To begin I need to acknowledge that I know what a god damn privilege it is to have reached the age of 49. I'm not complacent enough to dismiss that as anything other than what it is - fabulous. Some might say, an achievement. If we're measuring achievements on surviving a number of rotations around the sun with the good fortune of doing little more than just getting up, eating and drinking water that is. With a level of exercise that gamely consists of walking a number of steps a day to register four figures on the jaunty phone health app, then I'm positively a high achiever. Getting here, to this point in my life however, often not so fabulous. A journey of beautiful ups and crashing, crushing downs. I can attest to some wins, I can also tally many losses. Just like you. Just like all of us. Probably. Is it wrong to say, hopefully?

At this point in my life, knocking on 50's door, a lot of things annoy me, myself included much of the time, but equally I find wonder and delight in the ordinary, the things I realise I overlooked in younger days. I get stymied with self doubt but equally have, ta-da, discovered a zero-fucks-to-give mentality that's calcified over the latter years and buoyed me through many a situation. I know what I like, I know where to find it, I finally know what makes me happy and I finally know what I want, yet I really thought I'd be more 'together', you know, more sorted, more organised - sleek perhaps, like a well-groomed racehorse strutting about after another win, a figure of wise authority - ha! I'm laughing just typing that, but I'm absolutely, certainly, definitely none of those things.
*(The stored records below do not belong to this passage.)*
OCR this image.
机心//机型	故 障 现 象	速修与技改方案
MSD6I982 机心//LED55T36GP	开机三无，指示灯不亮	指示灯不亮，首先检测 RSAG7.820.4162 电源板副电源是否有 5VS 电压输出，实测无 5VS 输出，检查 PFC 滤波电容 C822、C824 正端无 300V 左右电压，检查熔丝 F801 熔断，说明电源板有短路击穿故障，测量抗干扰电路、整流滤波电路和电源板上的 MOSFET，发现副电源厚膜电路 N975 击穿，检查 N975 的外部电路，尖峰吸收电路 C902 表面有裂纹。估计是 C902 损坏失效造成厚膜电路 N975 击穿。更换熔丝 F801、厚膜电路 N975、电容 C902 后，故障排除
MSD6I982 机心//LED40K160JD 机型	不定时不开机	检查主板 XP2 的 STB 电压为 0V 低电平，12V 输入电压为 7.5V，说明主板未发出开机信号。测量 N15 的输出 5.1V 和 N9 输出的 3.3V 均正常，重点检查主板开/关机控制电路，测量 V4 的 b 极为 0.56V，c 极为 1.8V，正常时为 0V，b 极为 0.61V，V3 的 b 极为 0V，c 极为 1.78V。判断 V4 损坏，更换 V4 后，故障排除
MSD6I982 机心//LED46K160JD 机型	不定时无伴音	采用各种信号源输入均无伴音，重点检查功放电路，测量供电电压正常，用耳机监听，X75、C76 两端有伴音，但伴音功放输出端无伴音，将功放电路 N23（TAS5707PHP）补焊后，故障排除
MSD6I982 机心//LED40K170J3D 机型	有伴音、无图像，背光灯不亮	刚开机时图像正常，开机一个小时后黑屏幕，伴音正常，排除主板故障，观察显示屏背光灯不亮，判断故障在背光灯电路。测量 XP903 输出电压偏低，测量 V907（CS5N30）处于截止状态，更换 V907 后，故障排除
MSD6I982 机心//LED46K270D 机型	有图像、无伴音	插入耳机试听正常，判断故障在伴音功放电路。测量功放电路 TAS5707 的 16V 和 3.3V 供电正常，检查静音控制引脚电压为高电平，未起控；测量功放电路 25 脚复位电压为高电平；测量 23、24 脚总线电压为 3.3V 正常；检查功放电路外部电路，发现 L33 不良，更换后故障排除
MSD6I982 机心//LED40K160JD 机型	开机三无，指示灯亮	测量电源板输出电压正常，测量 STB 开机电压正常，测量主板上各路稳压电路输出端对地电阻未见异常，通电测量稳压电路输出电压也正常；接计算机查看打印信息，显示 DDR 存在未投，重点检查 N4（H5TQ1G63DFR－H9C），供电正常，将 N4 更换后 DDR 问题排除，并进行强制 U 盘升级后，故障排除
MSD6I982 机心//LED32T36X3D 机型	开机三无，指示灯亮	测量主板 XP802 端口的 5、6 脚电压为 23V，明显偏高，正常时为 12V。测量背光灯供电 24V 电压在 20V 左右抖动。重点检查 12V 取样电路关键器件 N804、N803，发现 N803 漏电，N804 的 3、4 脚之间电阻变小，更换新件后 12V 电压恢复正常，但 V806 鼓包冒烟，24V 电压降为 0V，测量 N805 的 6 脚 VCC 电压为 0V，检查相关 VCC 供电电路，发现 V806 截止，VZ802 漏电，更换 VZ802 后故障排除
It turns out I'm still just hurtling around, fumbling and falling through life as much I ever was, feeling not as put-together as other women my age. Maybe it is just a number after all, but who knew middle age was so conflicting and so bloody confusing? Did you? But ahh, maybe we're all just fumbling around? Some of us better at designing and constructing the trompe l'oeil?       

Aside from the obvious physical decline, the weird noises I now make when I either stand up or sit down and the manifold 'surprises' my body throws at me, knocking on is really not too bad.  The other option, if you think about it, is really not too good. 

One thing I struggle with however, aside from the need to have tweezers up the sleeve of anything I wear, is the lack of content out there that 'fits' me today. A straw poll tells me I'm not alone. Not to say that there aren't brilliant writers out there doing sterling, original work because of course, there are, but so much seems too earnest, too cool, too young, too old, too elitist, too up it's own arse, too focused on things I no longer give a flying fuck about. Newspapers aside, I can dip into a few favourite places for my fill but they're scattered and often sketchy.  Music that's not the mainstream is generally directed to men, fashion that makes sense is often really predictable and pedestrian, or it's too, err, fashiony or throwaway. I want food that sings to me (OK, there's loads of places for that), shopping - because god damn it, it makes me feel good - that doesn't scream mindless consumerism. I want the real, the funny, to unpick the uncomfortable, the sublime, the ridiculous, I want to remember why I went upstairs in the first place. 

So I thought I'd write it myself. For no other reason than I just sort of fancied it.